Physician Responses to Gainsharing

Presenter:

Jonathan Ketcham

Authors:

Jonathan Ketcham, Michael Furukawa

Chair: Michael Morrisey; Discussant: John Brooks Tue June 6, 2006 10:45-12:15 Room 313

Rationale: Financial incentives influence physician treatment decisions, yet regulation has limited the arrangements between hospitals and physicians. Hospital costs are the single largest component of health care spending, and clinical preference items (devices and drugs) account for up to 80 percent of the total cost spent on each patient, particularly for cardiology and orthopedics. The Office of Inspector General (OIG) has recently approved several gainsharing arrangements for cardiac care, where physicians receive equal shares of a hospital’s savings in a given service area. The aim of gainsharing is to control costs by promoting standardization of physicians’ treatment decisions. Although these incentives may influence behavior, a number of factors may limit their ability, including strong financial ties with device manufacturers, preference for non-taxable in-kind remuneration rather than cash, or free-riding. This paper provides empirical evidence about the impact of gainsharing from ongoing programs.

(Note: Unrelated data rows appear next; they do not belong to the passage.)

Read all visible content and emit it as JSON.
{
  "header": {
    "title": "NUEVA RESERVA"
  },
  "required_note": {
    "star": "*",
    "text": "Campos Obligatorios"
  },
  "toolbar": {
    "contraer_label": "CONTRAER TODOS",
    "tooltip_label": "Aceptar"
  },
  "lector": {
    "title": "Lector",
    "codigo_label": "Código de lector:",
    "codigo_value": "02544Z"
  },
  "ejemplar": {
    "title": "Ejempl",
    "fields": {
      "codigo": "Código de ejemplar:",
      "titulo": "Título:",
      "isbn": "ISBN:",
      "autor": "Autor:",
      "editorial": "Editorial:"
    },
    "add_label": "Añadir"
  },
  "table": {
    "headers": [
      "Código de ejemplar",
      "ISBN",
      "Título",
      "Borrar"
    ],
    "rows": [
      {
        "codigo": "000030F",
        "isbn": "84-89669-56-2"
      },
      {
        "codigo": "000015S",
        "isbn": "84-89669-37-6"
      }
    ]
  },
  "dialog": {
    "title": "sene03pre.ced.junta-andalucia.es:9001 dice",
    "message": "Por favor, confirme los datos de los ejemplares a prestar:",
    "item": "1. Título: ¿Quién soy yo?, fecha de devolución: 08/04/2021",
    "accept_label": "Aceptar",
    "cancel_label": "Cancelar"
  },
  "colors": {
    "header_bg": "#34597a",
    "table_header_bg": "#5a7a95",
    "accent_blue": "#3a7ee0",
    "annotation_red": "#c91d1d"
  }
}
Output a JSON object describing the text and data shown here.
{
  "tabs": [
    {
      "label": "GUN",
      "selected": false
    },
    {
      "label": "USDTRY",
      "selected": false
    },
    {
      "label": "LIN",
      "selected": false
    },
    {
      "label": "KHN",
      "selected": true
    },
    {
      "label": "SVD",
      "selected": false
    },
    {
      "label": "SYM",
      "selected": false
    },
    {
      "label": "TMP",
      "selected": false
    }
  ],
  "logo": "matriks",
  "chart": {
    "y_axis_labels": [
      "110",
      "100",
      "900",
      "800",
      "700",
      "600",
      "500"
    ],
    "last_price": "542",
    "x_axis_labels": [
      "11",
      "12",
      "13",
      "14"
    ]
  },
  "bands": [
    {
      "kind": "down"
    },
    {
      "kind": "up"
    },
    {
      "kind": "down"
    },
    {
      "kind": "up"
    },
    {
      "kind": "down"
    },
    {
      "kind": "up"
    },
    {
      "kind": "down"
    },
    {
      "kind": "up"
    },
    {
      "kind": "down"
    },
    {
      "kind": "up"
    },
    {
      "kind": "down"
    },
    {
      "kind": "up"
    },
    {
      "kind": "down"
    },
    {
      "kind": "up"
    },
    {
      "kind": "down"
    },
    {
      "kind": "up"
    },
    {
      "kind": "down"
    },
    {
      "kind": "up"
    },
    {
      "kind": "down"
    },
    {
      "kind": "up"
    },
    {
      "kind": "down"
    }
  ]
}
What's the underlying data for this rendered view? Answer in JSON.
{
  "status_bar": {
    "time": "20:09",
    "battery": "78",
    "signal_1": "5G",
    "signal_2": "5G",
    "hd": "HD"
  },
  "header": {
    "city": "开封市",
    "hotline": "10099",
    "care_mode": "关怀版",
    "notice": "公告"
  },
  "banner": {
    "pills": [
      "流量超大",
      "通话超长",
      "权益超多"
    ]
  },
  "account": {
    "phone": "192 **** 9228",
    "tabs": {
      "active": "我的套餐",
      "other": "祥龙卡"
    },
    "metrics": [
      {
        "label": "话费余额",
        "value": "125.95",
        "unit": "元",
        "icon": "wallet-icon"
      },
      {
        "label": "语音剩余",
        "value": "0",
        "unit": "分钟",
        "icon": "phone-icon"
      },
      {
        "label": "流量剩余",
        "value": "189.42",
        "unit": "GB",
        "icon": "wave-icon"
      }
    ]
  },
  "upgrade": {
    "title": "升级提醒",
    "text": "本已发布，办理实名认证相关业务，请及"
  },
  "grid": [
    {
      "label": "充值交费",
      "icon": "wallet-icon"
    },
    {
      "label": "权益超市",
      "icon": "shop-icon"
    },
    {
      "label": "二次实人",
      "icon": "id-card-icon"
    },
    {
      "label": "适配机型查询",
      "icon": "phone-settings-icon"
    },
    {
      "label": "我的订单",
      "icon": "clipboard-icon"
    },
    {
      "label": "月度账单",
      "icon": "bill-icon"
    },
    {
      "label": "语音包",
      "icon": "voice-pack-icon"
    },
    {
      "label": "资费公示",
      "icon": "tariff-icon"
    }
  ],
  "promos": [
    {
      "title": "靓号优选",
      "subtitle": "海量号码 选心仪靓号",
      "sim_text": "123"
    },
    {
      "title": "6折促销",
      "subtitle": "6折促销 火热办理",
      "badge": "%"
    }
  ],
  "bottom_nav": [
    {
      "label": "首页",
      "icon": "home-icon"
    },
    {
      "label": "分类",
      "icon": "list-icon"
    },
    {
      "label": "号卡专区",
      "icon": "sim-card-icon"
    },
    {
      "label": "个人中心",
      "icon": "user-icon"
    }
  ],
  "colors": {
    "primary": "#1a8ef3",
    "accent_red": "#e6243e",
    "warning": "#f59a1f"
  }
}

Objectives: We estimate the impact of hospital-physician gainsharing in the cardiac cath lab on hospital costs, quality of care, and access to technology. First, we decompose the sources of cost savings due to lower device utilization, lower price per item, and substitution of lower-priced items. Second, we assess the implications for patient care, including outcomes and complications, and the types of patients receiving treatment. Finally, we examine the impact on the availability of devices, adoption of new devices (e.g., drug eluting stents), and the extent of product standardization.

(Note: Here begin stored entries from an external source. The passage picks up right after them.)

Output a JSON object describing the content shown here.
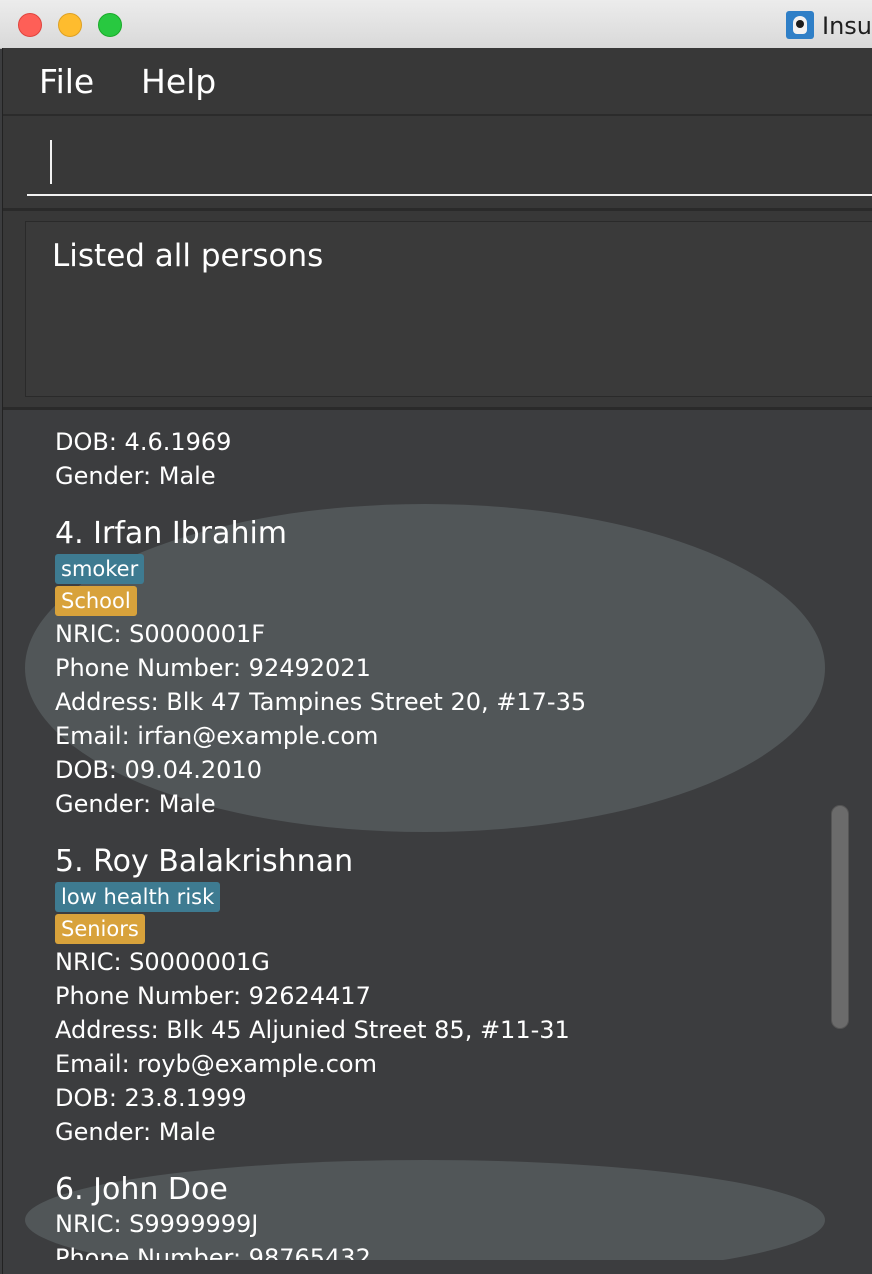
{
  "window": {
    "title": "Insu",
    "app_icon": "address-book-app-icon"
  },
  "menu": {
    "file_label": "File",
    "help_label": "Help"
  },
  "command_box": {
    "value": "",
    "placeholder": ""
  },
  "result_display": {
    "text": "Listed all persons"
  },
  "persons_partial": {
    "dob": "DOB: 4.6.1969",
    "gender": "Gender: Male"
  },
  "persons": [
    {
      "name": "4.  Irfan Ibrahim",
      "tags": [
        {
          "label": "smoker",
          "color": "#3e7b91"
        },
        {
          "label": "School",
          "color": "#d8a23b"
        }
      ],
      "nric": "NRIC: S0000001F",
      "phone": "Phone Number: 92492021",
      "address": "Address: Blk 47 Tampines Street 20, #17-35",
      "email": "Email: irfan@example.com",
      "dob": "DOB: 09.04.2010",
      "gender": "Gender: Male"
    },
    {
      "name": "5.  Roy Balakrishnan",
      "tags": [
        {
          "label": "low health risk",
          "color": "#3e7b91"
        },
        {
          "label": "Seniors",
          "color": "#d8a23b"
        }
      ],
      "nric": "NRIC: S0000001G",
      "phone": "Phone Number: 92624417",
      "address": "Address: Blk 45 Aljunied Street 85, #11-31",
      "email": "Email: royb@example.com",
      "dob": "DOB: 23.8.1999",
      "gender": "Gender: Male"
    },
    {
      "name": "6.  John Doe",
      "nric": "NRIC: S9999999J",
      "phone": "Phone Number: 98765432"
    }
  ],
  "colors": {
    "background": "#3c3d3f",
    "card_alt": "#515658",
    "tag_blue": "#3e7b91",
    "tag_orange": "#d8a23b"
  }
}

Methodology: The study uses data from Goodroe Healthcare Solutions from 2000-2005 for both gainsharing and non-gainsharing hospitals. These data include detailed information on patient demographics and risk-factors, physician identifiers, procedures and tests performed, which drugs and devices were used and what the hospital paid for them. Four hospitals have begun gainsharing for cardiac care since 2002. Difference-in-difference regression analyses are performed at the level of hospital, medical group, and physician. Although the difference-in-difference design eliminates a number of potential sources of bias, our estimates of gainsharing may be biased upward if, for example, physicians that participate are more responsive to financial incentives than average. We rely on propensity matching and instrumental variables to address such issues.

Results: We find evidence of significant cost savings due to gainsharing. One hospital reduced costs by $4.3 million and paid participating physicians $41,000. The majority of savings appears to be due to lower prices for a given device, and some due to fewer devices per patient. Treatment did not become more standardized, and neither patient outcomes nor risk factors changed.

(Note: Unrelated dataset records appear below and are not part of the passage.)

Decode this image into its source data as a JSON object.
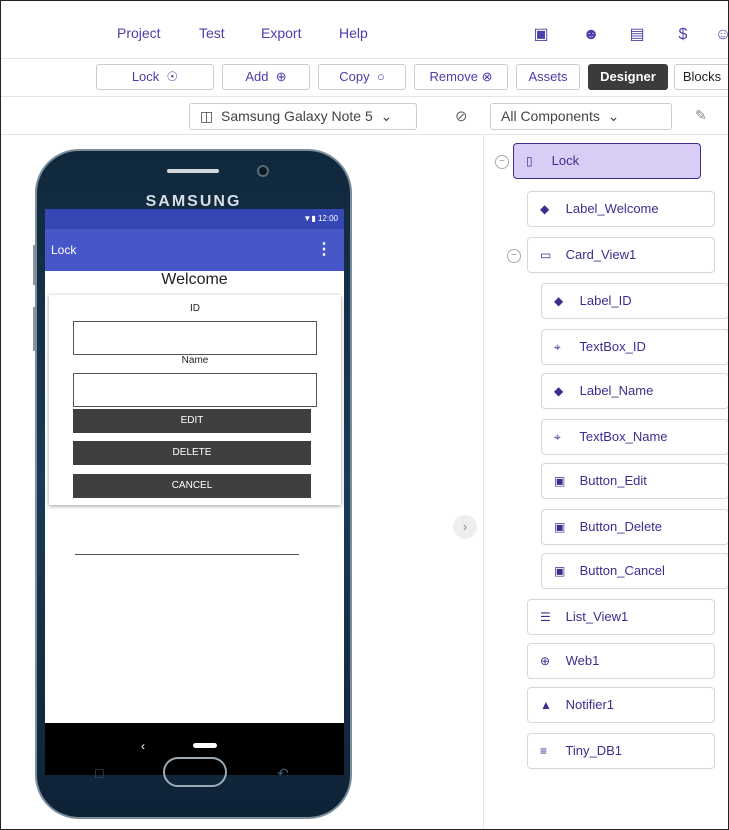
{
  "menubar": {
    "items": [
      "Project",
      "Test",
      "Export",
      "Help"
    ],
    "icons": [
      "folder-star-icon",
      "palette-icon",
      "document-icon",
      "dollar-icon",
      "user-icon"
    ]
  },
  "toolbar": {
    "lock": "Lock",
    "add": "Add",
    "copy": "Copy",
    "remove": "Remove",
    "assets": "Assets",
    "designer": "Designer",
    "blocks": "Blocks"
  },
  "device": {
    "selected": "Samsung Galaxy Note 5",
    "filter": "All Components"
  },
  "phone": {
    "brand": "SAMSUNG",
    "time": "12:00",
    "app_title": "Lock",
    "welcome": "Welcome",
    "label_id": "ID",
    "label_name": "Name",
    "btn_edit": "EDIT",
    "btn_delete": "DELETE",
    "btn_cancel": "CANCEL"
  },
  "tree": [
    {
      "label": "Lock",
      "icon": "phone-icon",
      "glyph": "▯",
      "selected": true
    },
    {
      "label": "Label_Welcome",
      "icon": "label-icon",
      "glyph": "◆"
    },
    {
      "label": "Card_View1",
      "icon": "card-icon",
      "glyph": "▭"
    },
    {
      "label": "Label_ID",
      "icon": "label-icon",
      "glyph": "◆"
    },
    {
      "label": "TextBox_ID",
      "icon": "textbox-icon",
      "glyph": "⌶"
    },
    {
      "label": "Label_Name",
      "icon": "label-icon",
      "glyph": "◆"
    },
    {
      "label": "TextBox_Name",
      "icon": "textbox-icon",
      "glyph": "⌶"
    },
    {
      "label": "Button_Edit",
      "icon": "button-icon",
      "glyph": "▣"
    },
    {
      "label": "Button_Delete",
      "icon": "button-icon",
      "glyph": "▣"
    },
    {
      "label": "Button_Cancel",
      "icon": "button-icon",
      "glyph": "▣"
    },
    {
      "label": "List_View1",
      "icon": "list-icon",
      "glyph": "☰"
    },
    {
      "label": "Web1",
      "icon": "globe-icon",
      "glyph": "⊕"
    },
    {
      "label": "Notifier1",
      "icon": "bell-icon",
      "glyph": "▲"
    },
    {
      "label": "Tiny_DB1",
      "icon": "database-icon",
      "glyph": "≡"
    }
  ]
}
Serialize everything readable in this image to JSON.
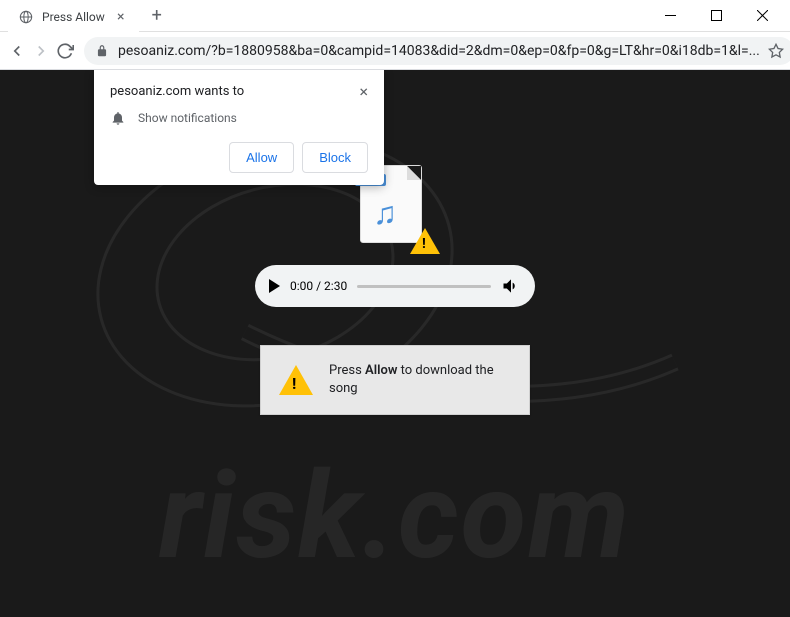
{
  "window": {
    "tab_title": "Press Allow",
    "url": "pesoaniz.com/?b=1880958&ba=0&campid=14083&did=2&dm=0&ep=0&fp=0&g=LT&hr=0&i18db=1&l=..."
  },
  "permission_prompt": {
    "site_wants_to": "pesoaniz.com wants to",
    "permission_label": "Show notifications",
    "allow_label": "Allow",
    "block_label": "Block"
  },
  "audio_file": {
    "badge": "AUDIO"
  },
  "player": {
    "current_time": "0:00",
    "separator": " / ",
    "total_time": "2:30"
  },
  "message": {
    "prefix": "Press ",
    "bold": "Allow",
    "suffix": " to download the song"
  },
  "watermark": {
    "text": "risk.com"
  }
}
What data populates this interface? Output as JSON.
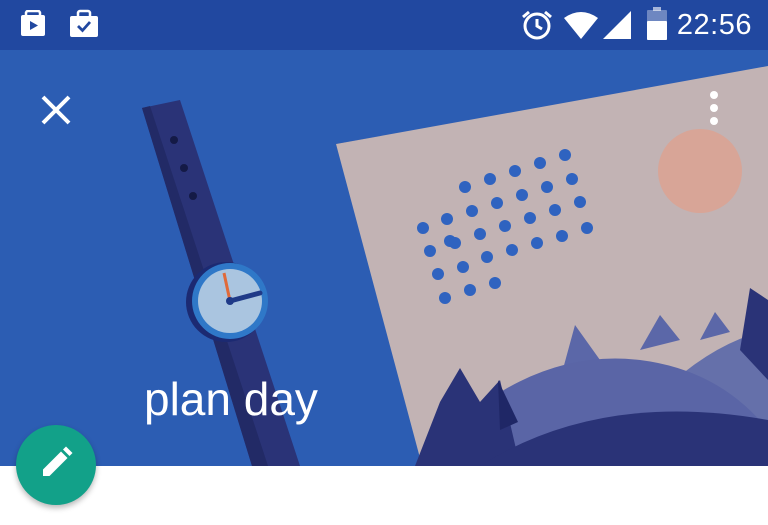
{
  "status_bar": {
    "time": "22:56",
    "icons": [
      "play-store-notification-icon",
      "briefcase-check-icon",
      "alarm-icon",
      "wifi-icon",
      "cellular-signal-icon",
      "battery-icon"
    ]
  },
  "header": {
    "title": "plan day",
    "close_icon": "close-icon",
    "more_icon": "more-vertical-icon"
  },
  "fab": {
    "icon": "pencil-icon"
  },
  "colors": {
    "status_bar": "#2148a0",
    "header": "#2c5db3",
    "fab": "#12a189",
    "card": "#c2b3b4",
    "sun": "#d8a597",
    "watch_band": "#2a3377",
    "watch_face": "#aac5e0"
  }
}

Conclusions: Although preliminary results indicate large savings due to gainsharing, it has had little effect on standardization. It is unclear whether these savings are sustainable or whether they represent a onetime reduction in prices from manufacturers. The work will further consider which types of physicians appear most responsive to gainsharing. The findings of the study have important implications for a number of stakeholders, including supply chain managers and health systems who are considering the adoption of gainsharing, as well as government regulators and health services researchers.